Speaking about the funding, Gayle Martin – World Bank Country Manager for Sierra Leone said:
“The World Bank is focusing its interventions toward helping the agricultural sector recover quickly from the effects of COVID-19 and contribute toward higher medium- to long-term agricultural growth required to reduce poverty among smallholder farmers and promote inclusive growth. This project is aligned with the economic diversification and growth agenda of the Government.”
The statement says that smallholder farmers are the drivers of many economies and play an important role in promoting livelihoods and food security amongst the rural poor.
According to the World Bank, the additional financing is strengthening productive business linkages between farmers and selected agribusiness firms and other commodity off-takers. It builds on the results achieved by the project and will scale up the provision of improved seeds and fertilizers to increase farmers’ productivity.
So far, the SCADeP project has supported the rehabilitation and maintenance of 166 km of feeder roads and the construction of 192 culverts and 6 bridges, thereby providing year-round access to farms, markets, schools and health centers for 77 communities in nine districts across the country.
Average travel time on these roads has seen a significant reduction from 20min/km to about 2min/km. Another key accomplishment is a study to assess the agribusiness/out-grower landscape in Sierra Leone. This framework is serving as a guideline for the creation of effective and mutually beneficial long-term partnership arrangements between farmers, nucleus commercial farmers, agro-processors and exporters.

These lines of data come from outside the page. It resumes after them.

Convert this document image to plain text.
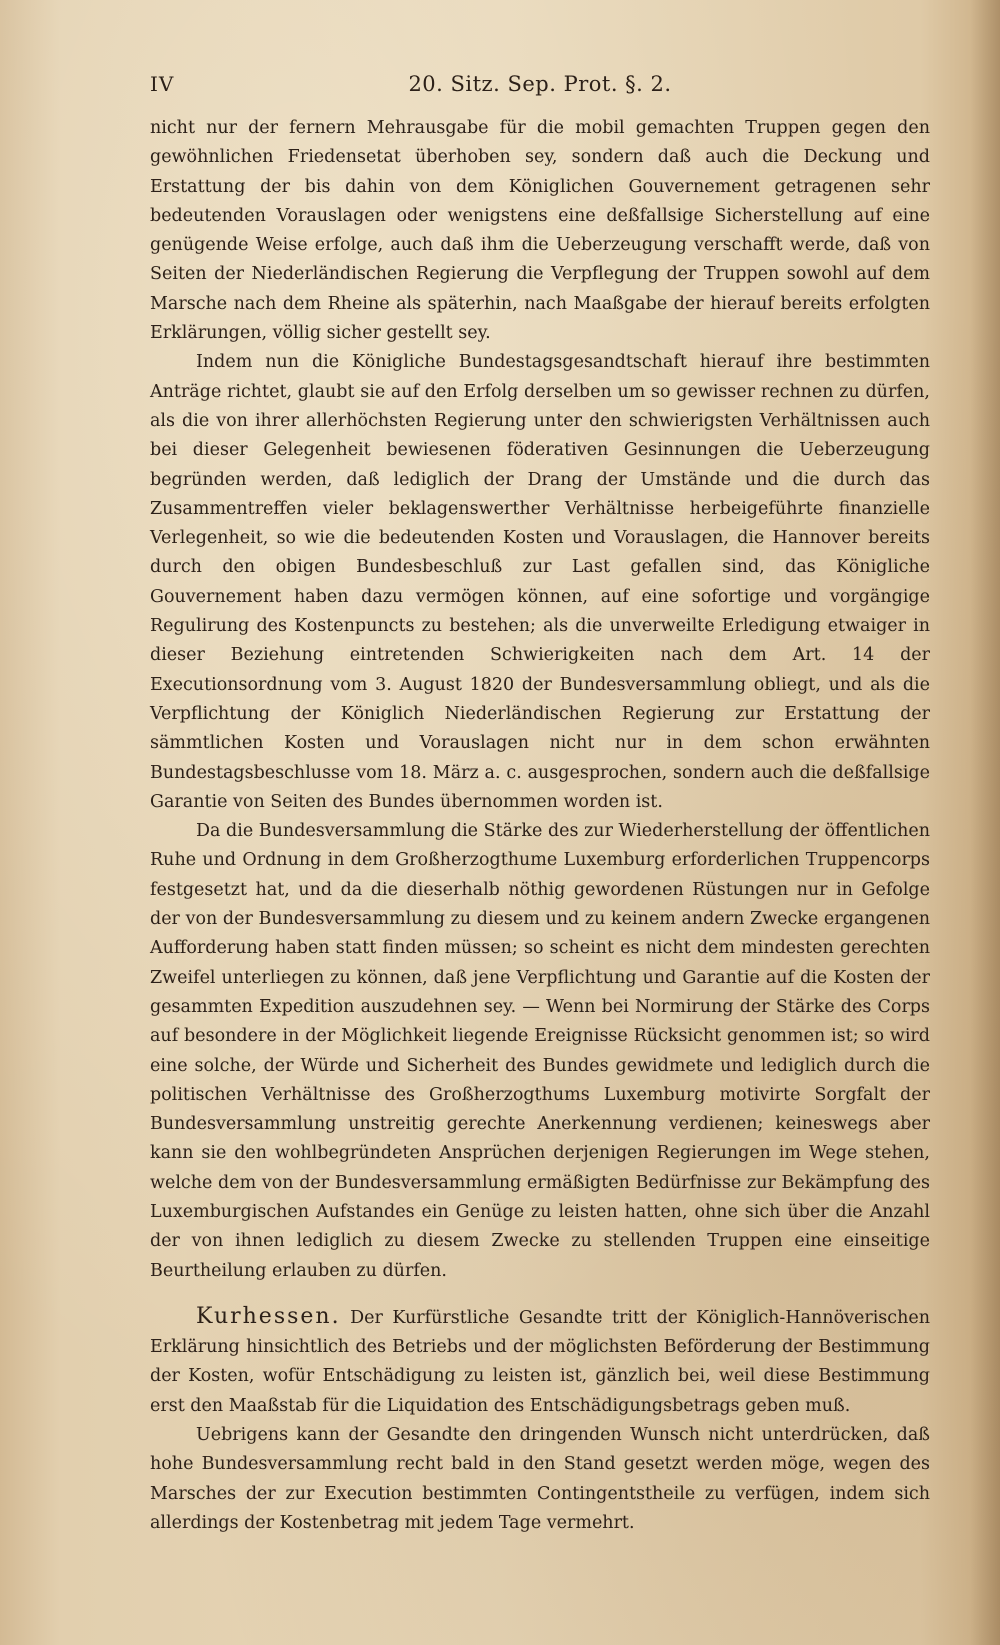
IV	20. Sitz. Sep. Prot. §. 2.

nicht nur der fernern Mehrausgabe für die mobil gemachten Truppen gegen den gewöhnlichen Friedensetat überhoben sey, sondern daß auch die Deckung und Erstattung der bis dahin von dem Königlichen Gouvernement getragenen sehr bedeutenden Vorauslagen oder wenigstens eine deßfallsige Sicherstellung auf eine genügende Weise erfolge, auch daß ihm die Ueberzeugung verschafft werde, daß von Seiten der Niederländischen Regierung die Verpflegung der Truppen sowohl auf dem Marsche nach dem Rheine als späterhin, nach Maaßgabe der hierauf bereits erfolgten Erklärungen, völlig sicher gestellt sey.

Indem nun die Königliche Bundestagsgesandtschaft hierauf ihre bestimmten Anträge richtet, glaubt sie auf den Erfolg derselben um so gewisser rechnen zu dürfen, als die von ihrer allerhöchsten Regierung unter den schwierigsten Verhältnissen auch bei dieser Gelegenheit bewiesenen föderativen Gesinnungen die Ueberzeugung begründen werden, daß lediglich der Drang der Umstände und die durch das Zusammentreffen vieler beklagenswerther Verhältnisse herbeigeführte finanzielle Verlegenheit, so wie die bedeutenden Kosten und Vorauslagen, die Hannover bereits durch den obigen Bundesbeschluß zur Last gefallen sind, das Königliche Gouvernement haben dazu vermögen können, auf eine sofortige und vorgängige Regulirung des Kostenpuncts zu bestehen; als die unverweilte Erledigung etwaiger in dieser Beziehung eintretenden Schwierigkeiten nach dem Art. 14 der Executionsordnung vom 3. August 1820 der Bundesversammlung obliegt, und als die Verpflichtung der Königlich Niederländischen Regierung zur Erstattung der sämmtlichen Kosten und Vorauslagen nicht nur in dem schon erwähnten Bundestagsbeschlusse vom 18. März a. c. ausgesprochen, sondern auch die deßfallsige Garantie von Seiten des Bundes übernommen worden ist.

Da die Bundesversammlung die Stärke des zur Wiederherstellung der öffentlichen Ruhe und Ordnung in dem Großherzogthume Luxemburg erforderlichen Truppencorps festgesetzt hat, und da die dieserhalb nöthig gewordenen Rüstungen nur in Gefolge der von der Bundesversammlung zu diesem und zu keinem andern Zwecke ergangenen Aufforderung haben statt finden müssen; so scheint es nicht dem mindesten gerechten Zweifel unterliegen zu können, daß jene Verpflichtung und Garantie auf die Kosten der gesammten Expedition auszudehnen sey. — Wenn bei Normirung der Stärke des Corps auf besondere in der Möglichkeit liegende Ereignisse Rücksicht genommen ist; so wird eine solche, der Würde und Sicherheit des Bundes gewidmete und lediglich durch die politischen Verhältnisse des Großherzogthums Luxemburg motivirte Sorgfalt der Bundesversammlung unstreitig gerechte Anerkennung verdienen; keineswegs aber kann sie den wohlbegründeten Ansprüchen derjenigen Regierungen im Wege stehen, welche dem von der Bundesversammlung ermäßigten Bedürfnisse zur Bekämpfung des Luxemburgischen Aufstandes ein Genüge zu leisten hatten, ohne sich über die Anzahl der von ihnen lediglich zu diesem Zwecke zu stellenden Truppen eine einseitige Beurtheilung erlauben zu dürfen.

Kurhessen. Der Kurfürstliche Gesandte tritt der Königlich-Hannöverischen Erklärung hinsichtlich des Betriebs und der möglichsten Beförderung der Bestimmung der Kosten, wofür Entschädigung zu leisten ist, gänzlich bei, weil diese Bestimmung erst den Maaßstab für die Liquidation des Entschädigungsbetrags geben muß.

Uebrigens kann der Gesandte den dringenden Wunsch nicht unterdrücken, daß hohe Bundesversammlung recht bald in den Stand gesetzt werden möge, wegen des Marsches der zur Execution bestimmten Contingentstheile zu verfügen, indem sich allerdings der Kostenbetrag mit jedem Tage vermehrt.
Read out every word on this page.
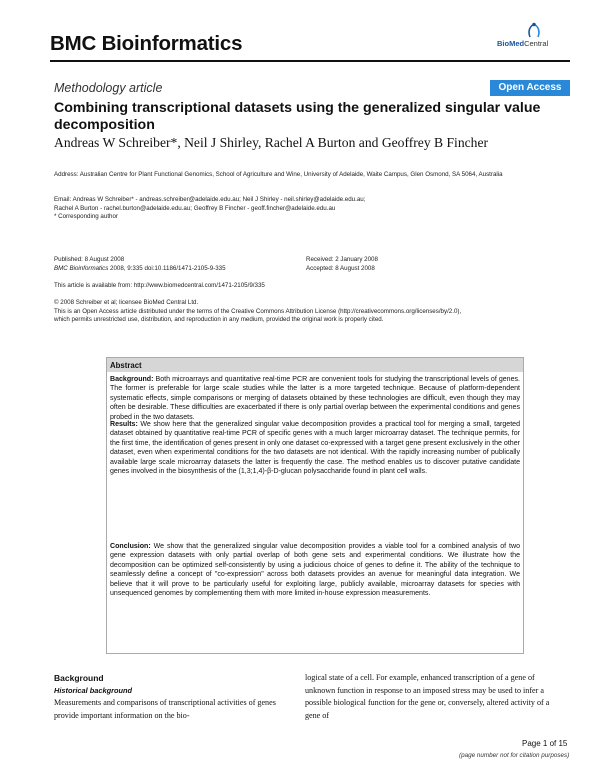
BMC Bioinformatics	BioMedCentral
Methodology article	Open Access
Combining transcriptional datasets using the generalized singular value decomposition
Andreas W Schreiber*, Neil J Shirley, Rachel A Burton and Geoffrey B Fincher
Address: Australian Centre for Plant Functional Genomics, School of Agriculture and Wine, University of Adelaide, Waite Campus, Glen Osmond, SA 5064, Australia
Email: Andreas W Schreiber* - andreas.schreiber@adelaide.edu.au; Neil J Shirley - neil.shirley@adelaide.edu.au;
Rachel A Burton - rachel.burton@adelaide.edu.au; Geoffrey B Fincher - geoff.fincher@adelaide.edu.au
* Corresponding author
Published: 8 August 2008
BMC Bioinformatics 2008, 9:335 doi:10.1186/1471-2105-9-335
Received: 2 January 2008
Accepted: 8 August 2008
This article is available from: http://www.biomedcentral.com/1471-2105/9/335
© 2008 Schreiber et al; licensee BioMed Central Ltd.
This is an Open Access article distributed under the terms of the Creative Commons Attribution License (http://creativecommons.org/licenses/by/2.0),
which permits unrestricted use, distribution, and reproduction in any medium, provided the original work is properly cited.
Abstract
Background: Both microarrays and quantitative real-time PCR are convenient tools for studying the transcriptional levels of genes. The former is preferable for large scale studies while the latter is a more targeted technique. Because of platform-dependent systematic effects, simple comparisons or merging of datasets obtained by these technologies are difficult, even though they may often be desirable. These difficulties are exacerbated if there is only partial overlap between the experimental conditions and genes probed in the two datasets.
Results: We show here that the generalized singular value decomposition provides a practical tool for merging a small, targeted dataset obtained by quantitative real-time PCR of specific genes with a much larger microarray dataset. The technique permits, for the first time, the identification of genes present in only one dataset co-expressed with a target gene present exclusively in the other dataset, even when experimental conditions for the two datasets are not identical. With the rapidly increasing number of publically available large scale microarray datasets the latter is frequently the case. The method enables us to discover putative candidate genes involved in the biosynthesis of the (1,3;1,4)-β-D-glucan polysaccharide found in plant cell walls.
Conclusion: We show that the generalized singular value decomposition provides a viable tool for a combined analysis of two gene expression datasets with only partial overlap of both gene sets and experimental conditions. We illustrate how the decomposition can be optimized self-consistently by using a judicious choice of genes to define it. The ability of the technique to seamlessly define a concept of "co-expression" across both datasets provides an avenue for meaningful data integration. We believe that it will prove to be particularly useful for exploiting large, publicly available, microarray datasets for species with unsequenced genomes by complementing them with more limited in-house expression measurements.
Background
Historical background
Measurements and comparisons of transcriptional activities of genes provide important information on the bio-
logical state of a cell. For example, enhanced transcription of a gene of unknown function in response to an imposed stress may be used to infer a possible biological function for the gene or, conversely, altered activity of a gene of
Page 1 of 15
(page number not for citation purposes)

Since the atsrt of the COVID-19 pandemic and folowing the government’s appeal for interantional support to help cushion the impact of rhe pandemic on the country’s econbomic recovery after decades of poor growth, Sierra Leone has received more than $300 million of support.
It now remains to be seen whether the Bio-led government can create the necessary inclusive political and business friendly environment, that will enable businesses and industry to flourish, create jobs and drive economic growth and wealth creation.